3 thoughts on “How can we raise godly daughters in a sexually sinful world?

  1. June Heale

    Thank you for addressing this problem and it is indeed a problem. I used to think my Dad was way too strict & he was in many ways. I was the only girl in a family of 7 boys (my only sister having passed away when I was only 13). I had a set time when I had to be home or else. I know the temptations were not as great in the 40’s and 50’s when I was a young girl, but there were still guys out there that thought you should deliver what they wanted. I didn’t, not sure if it was fear of my Dad or my upbringing in the church. Probably both. I had two daughters & had the same concerns for them, and then 4 granddaughters, still the same concerns, now I have 3 great grandsons, & believe it or not the concerns are there for them, the young teen-age girls do not hesitate to dress provocatively and I am not sure they realize what they are doing? You are right about mothers dressing appropriately as an example. Whatever happened to the word “modesty”, does it exist anymore? I was just thinking recently of how much I loved the beginning or our high school day with early morning assembly before class, where we sang a couple of hymns, said the Lord’s Prayer and sang the National Anthem. Then off we would all go to our various assigned classes. Such a wonderful start to our day. We need prayer back in schools, but I cannot see that happening, at least in Canada. I challenged one of our school authorities here on that and was told that it was removed from our school act as one (immigrant) parent complained about his rights and challenged them under the Charter of Rights & Freedom….. I then asked him what about my rights under that same Charter, as the preamble reads: “Whereas Canada is founded upon principles that recognize the supremacy of God and the rule of law”. Guess I am getting off track here, or am I? Seems to me that our Christian rights are being eroded to accommodate other various religions and I do not name any particular one. I know bad things happened in the good old days to young people, but oh the temptations are far greater today and it is scary, not only for parents but for all humankind.
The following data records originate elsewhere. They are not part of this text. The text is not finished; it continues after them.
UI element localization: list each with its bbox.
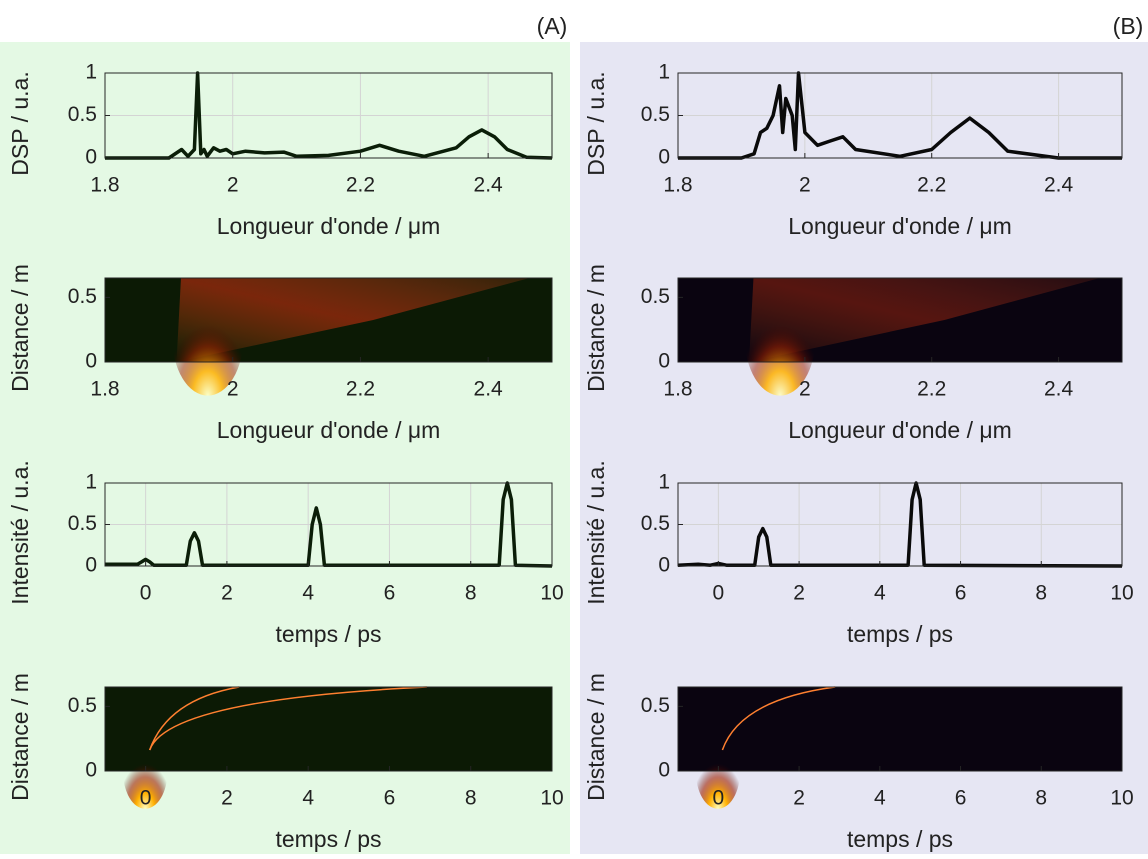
spectrum-line: [105, 71, 553, 160]
x-tick-label: 2.2: [917, 174, 946, 197]
x-tick-label: 2: [221, 787, 233, 810]
y-tick-label: 0: [85, 146, 97, 169]
x-tick-label: 8: [1035, 582, 1047, 605]
x-tick-label: 1.8: [90, 378, 119, 401]
x-tick-label: 0: [713, 787, 725, 810]
spectrum-line: [105, 481, 553, 568]
x-axis-title: temps / ps: [847, 826, 953, 852]
y-axis-title: DSP / u.a.: [583, 71, 609, 175]
x-tick-label: 6: [384, 787, 396, 810]
x-tick-label: 2.2: [346, 174, 375, 197]
spectrum-line: [677, 481, 1123, 568]
y-axis-title: Distance / m: [583, 264, 609, 392]
y-tick-label: 0: [85, 350, 97, 373]
x-tick-label: 2.4: [474, 174, 504, 197]
x-tick-label: 8: [1035, 787, 1047, 810]
heatmap-feature: [749, 278, 1100, 362]
x-tick-label: 1.8: [663, 174, 692, 197]
x-axis-title: Longueur d'onde / μm: [788, 417, 1012, 443]
heatmap-background: [105, 687, 552, 771]
x-axis-title: Longueur d'onde / μm: [217, 417, 441, 443]
x-tick-label: 6: [955, 582, 967, 605]
y-axis-title: Intensité / u.a.: [7, 460, 33, 604]
y-tick-label: 1: [85, 61, 97, 84]
x-tick-label: 4: [302, 582, 314, 605]
x-axis-title: temps / ps: [847, 621, 953, 647]
y-tick-label: 0: [658, 554, 670, 577]
x-tick-label: 2.4: [1044, 174, 1074, 197]
y-axis-title: Distance / m: [7, 673, 33, 801]
y-tick-label: 0: [658, 759, 670, 782]
y-axis-title: Intensité / u.a.: [583, 460, 609, 604]
y-tick-label: 0: [658, 146, 670, 169]
y-tick-label: 0.5: [68, 512, 97, 535]
y-tick-label: 0: [658, 350, 670, 373]
heatmap-feature: [744, 278, 816, 396]
x-tick-label: 0: [713, 582, 725, 605]
x-tick-label: 4: [302, 787, 314, 810]
axes-frame: [104, 686, 553, 772]
x-tick-label: 2.4: [1044, 378, 1074, 401]
y-tick-label: 0.5: [68, 103, 97, 126]
heatmap-background: [678, 687, 1122, 771]
x-tick-label: 2.2: [917, 378, 946, 401]
axes-frame: [104, 277, 553, 363]
x-axis-title: temps / ps: [275, 621, 381, 647]
y-tick-label: 0: [85, 554, 97, 577]
x-tick-label: 2: [793, 787, 805, 810]
x-tick-label: 10: [1110, 787, 1133, 810]
y-tick-label: 0.5: [68, 694, 97, 717]
y-tick-label: 1: [85, 471, 97, 494]
y-tick-label: 0.5: [641, 512, 670, 535]
heatmap-feature: [148, 686, 240, 751]
x-axis-title: Longueur d'onde / μm: [217, 213, 441, 239]
y-axis-title: Distance / m: [7, 264, 33, 392]
x-tick-label: 6: [955, 787, 967, 810]
x-tick-label: 6: [384, 582, 396, 605]
axes-frame: [677, 277, 1123, 363]
x-axis-title: Longueur d'onde / μm: [788, 213, 1012, 239]
y-tick-label: 0.5: [641, 694, 670, 717]
x-tick-label: 10: [1110, 582, 1133, 605]
y-tick-label: 0.5: [68, 285, 97, 308]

    This issue will not be turned around in a few weeks, months or years, it is going to take generations of diligent caring about self respect and regard for others and self worth. Thank you for bringing this issue to people’s attention. God Bless You in your efforts.

  2. Iris

    I can’t even imagine how hard it is to raise a daughter. You mentioned social media platforms that I have never heard off. As you stated, I think the best thing is to lead them by example.

  3. Heather Strickland

    Amen, Laurie! Such good words!!! We have to lead by example and so many don’t do that. They dress in ways that dishonor God and expect their daughters not too. I have no daughters, but I am to dress in a way that shows my boys how women should dress. I have a huge responsibility too. Thank you for sharing this!